OR operation on binary strings in c giving half output as wrong

Question

int stringXor(char *str1,char *str2)
{
    int num1=0,num2=0;
    for (int i = 0; i<strlen(str1); i++)
    {
        num1=str1[i]-'0';
        num2=str2[i]-'0';
        num1 = num1 | num2;
        str1[i]=(char)num1;
        //printf("%d",str1[i]);
    }

    int count=0;
    for(int j=0;j<strlen(str1);j++)
    {
        if(str1[j]==1)
            count++;
    }
    return count;
}

I don't know what the error is, but or operation is not successful on each char of the string.

Answer 1

If you want a function that will return the number of positions that contain a 1 in either string, consider writing a simpler function that does just that.
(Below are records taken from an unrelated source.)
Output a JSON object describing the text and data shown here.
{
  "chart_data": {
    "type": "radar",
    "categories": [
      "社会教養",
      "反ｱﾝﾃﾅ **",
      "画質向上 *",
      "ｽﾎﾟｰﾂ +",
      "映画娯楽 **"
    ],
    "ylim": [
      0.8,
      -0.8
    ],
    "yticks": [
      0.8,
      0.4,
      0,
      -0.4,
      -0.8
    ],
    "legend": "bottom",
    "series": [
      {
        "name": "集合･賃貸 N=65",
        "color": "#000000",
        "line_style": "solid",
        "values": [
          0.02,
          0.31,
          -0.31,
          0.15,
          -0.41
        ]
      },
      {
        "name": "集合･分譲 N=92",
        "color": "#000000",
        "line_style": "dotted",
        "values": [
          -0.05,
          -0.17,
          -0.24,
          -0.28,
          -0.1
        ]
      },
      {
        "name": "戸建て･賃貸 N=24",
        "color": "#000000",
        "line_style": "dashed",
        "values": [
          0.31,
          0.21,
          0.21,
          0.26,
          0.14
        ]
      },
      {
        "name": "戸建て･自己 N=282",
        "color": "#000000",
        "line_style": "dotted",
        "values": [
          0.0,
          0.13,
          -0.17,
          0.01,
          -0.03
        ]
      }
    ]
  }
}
For example:

int CountOnes( char *str1, char *str2 )
{
    int count = 0;
    int len = strlen( str1 );  // we assume that strlen(str1) == strlen(str2)

    for ( int i = 0; i < len; i++ )
    {
        if ( str1[ i ] == '1' || str2[ i ] == '1' )
            count++;
    }

    return count;
}

Note that this function will not include the side effect of changing str1 as yours currently does.

To store the resulting OR'd string to str1, change the line

if ( str1[ i ] == '1' || str2[ i ] == '1' )

to

str1[ i ] = ( ( str1[ i ] - '0' ) | ( str2[ i ] - '0' ) ) + '0';
if ( str1[ i ] == '1' )
    count++;